Ah, I see :). Tht's exactly why documentation is so important - with proper documentation you wouldn't need to explain those things to me :)

> 
>>> +    /* wait for secondary threads to get back to nap mode */
>>> +    spin_lock(&vc->lock);
>>> +    if (vc->nap_count < vc->n_woken)
>>> +        kvmppc_wait_for_nap(vc);
>> 
>> So you're taking the vcore wide lock and wait for other CPUs to set
>> themselves to nap? Not sure I fully understand this. Why would
>> another thread want to go to nap mode when it's 100% busy?
> 
> It's more about waiting for the other hardware threads to have
> finished writing their vcpu state to memory.  Currently those threads
> then go to nap mode, but they could in fact poll instead for a bit,
> so that name is possible a bit misleading, I agree.
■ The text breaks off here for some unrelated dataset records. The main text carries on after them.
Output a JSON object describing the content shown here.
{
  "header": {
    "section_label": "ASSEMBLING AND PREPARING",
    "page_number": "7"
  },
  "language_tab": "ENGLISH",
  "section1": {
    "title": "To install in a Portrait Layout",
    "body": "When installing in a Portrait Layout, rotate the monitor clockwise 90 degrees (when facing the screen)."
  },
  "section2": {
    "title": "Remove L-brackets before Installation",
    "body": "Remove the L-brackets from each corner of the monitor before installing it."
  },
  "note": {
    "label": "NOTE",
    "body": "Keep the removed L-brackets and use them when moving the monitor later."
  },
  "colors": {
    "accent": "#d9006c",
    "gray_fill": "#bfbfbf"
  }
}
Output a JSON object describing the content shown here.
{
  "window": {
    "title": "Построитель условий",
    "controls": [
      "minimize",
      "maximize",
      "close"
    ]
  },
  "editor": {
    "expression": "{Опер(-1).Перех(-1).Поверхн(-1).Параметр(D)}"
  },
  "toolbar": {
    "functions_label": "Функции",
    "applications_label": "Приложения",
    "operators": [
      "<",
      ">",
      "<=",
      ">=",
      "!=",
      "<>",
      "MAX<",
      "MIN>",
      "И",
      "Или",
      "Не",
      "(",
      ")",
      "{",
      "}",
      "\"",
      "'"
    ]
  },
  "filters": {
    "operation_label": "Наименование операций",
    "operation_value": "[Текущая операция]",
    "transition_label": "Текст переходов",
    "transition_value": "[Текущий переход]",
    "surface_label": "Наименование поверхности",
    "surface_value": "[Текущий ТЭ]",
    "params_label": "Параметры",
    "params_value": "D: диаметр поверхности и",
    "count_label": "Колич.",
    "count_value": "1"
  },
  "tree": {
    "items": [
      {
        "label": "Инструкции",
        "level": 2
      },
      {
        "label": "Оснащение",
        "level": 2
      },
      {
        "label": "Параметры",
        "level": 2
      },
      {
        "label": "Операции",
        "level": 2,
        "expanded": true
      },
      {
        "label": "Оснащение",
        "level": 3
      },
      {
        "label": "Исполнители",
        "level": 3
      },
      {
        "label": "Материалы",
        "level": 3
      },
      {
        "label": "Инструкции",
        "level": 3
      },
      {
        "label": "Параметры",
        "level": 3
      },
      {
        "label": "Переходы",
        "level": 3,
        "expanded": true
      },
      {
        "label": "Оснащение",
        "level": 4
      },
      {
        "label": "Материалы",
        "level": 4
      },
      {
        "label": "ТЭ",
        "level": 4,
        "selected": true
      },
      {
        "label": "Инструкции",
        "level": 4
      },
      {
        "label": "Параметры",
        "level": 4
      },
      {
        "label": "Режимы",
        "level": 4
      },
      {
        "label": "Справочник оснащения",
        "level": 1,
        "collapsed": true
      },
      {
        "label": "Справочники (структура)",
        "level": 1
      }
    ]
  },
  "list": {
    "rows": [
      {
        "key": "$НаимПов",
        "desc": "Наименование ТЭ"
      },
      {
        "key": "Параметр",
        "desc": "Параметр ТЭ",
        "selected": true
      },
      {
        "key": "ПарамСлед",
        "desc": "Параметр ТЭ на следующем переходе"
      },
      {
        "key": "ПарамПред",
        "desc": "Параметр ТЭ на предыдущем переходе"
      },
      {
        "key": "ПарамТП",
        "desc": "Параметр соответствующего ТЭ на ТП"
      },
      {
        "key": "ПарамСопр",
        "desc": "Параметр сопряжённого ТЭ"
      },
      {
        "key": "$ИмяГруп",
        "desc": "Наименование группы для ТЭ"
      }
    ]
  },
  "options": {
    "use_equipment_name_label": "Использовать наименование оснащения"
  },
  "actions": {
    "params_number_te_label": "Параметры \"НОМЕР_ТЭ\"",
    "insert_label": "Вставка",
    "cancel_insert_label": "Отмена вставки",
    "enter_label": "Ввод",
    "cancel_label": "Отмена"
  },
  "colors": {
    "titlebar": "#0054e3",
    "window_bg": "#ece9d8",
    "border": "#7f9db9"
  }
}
Just so I understand the scheme: One vcpu needs to go to MMU mode in KVM, it then sends IPIs to stop the other threads and finally we return from this wait here?

> 
>>> +    cmpwi    r12,0x980
>>> +    beq    40f
>>> +    cmpwi    r3,0x100
>> 
>> good old use define comment :)
> 
> Yep, OK. :)
> 
>> Maybe I also missed the point here, but how does this correlate with
>> Linux threads? Is each vcpu running in its own Linux thread? How
>> does the scheduling happen? IIUC the host only sees a single thread
>> per core and then distributes the vcpus to the respective host
>> threads.
> 
> Each vcpu has its own Linux thread, but while the vcore is running,
> all but one of them are sleeping.  The thing is that since the host is
> running with each core single-threaded, one Linux thread is enough to
> run 4 vcpus.  So when we decide we can run the vcore, the vcpu thread
> that discovered that we can now run the vcore takes the responsibility
> to run it.  That involves sending an IPI to the other hardware threads
> to wake them up and get them to each run a vcpu.  Then the vcpu thread
> that is running the vcore dives into the guest switch code itself.  It
> synchronizes with the other threads and does the partition switch, and
> then they all enter the guest.
> 
> We thought about various schemes to cope with the hardware restriction
> that all hardware threads in a core have to be in the same partition
> (at least whenever the MMU is on).  This is the least messy scheme we
> could come up with.  I'd be happy to discuss the alternatives if you
> like.

Oh, I'm certainly fine with the scheme :). I would just like to understand it and see it documented somewhere, as it's slightly unintuitive.

Also, this scheme might confuse the host scheduler for a bit, as it might migrate threads to other host CPUs while it would prove beneficial for cache usage to keep them local. But since the scheduler doesn't know about the correlation between the threads, it can't be clever about it.

Alex

>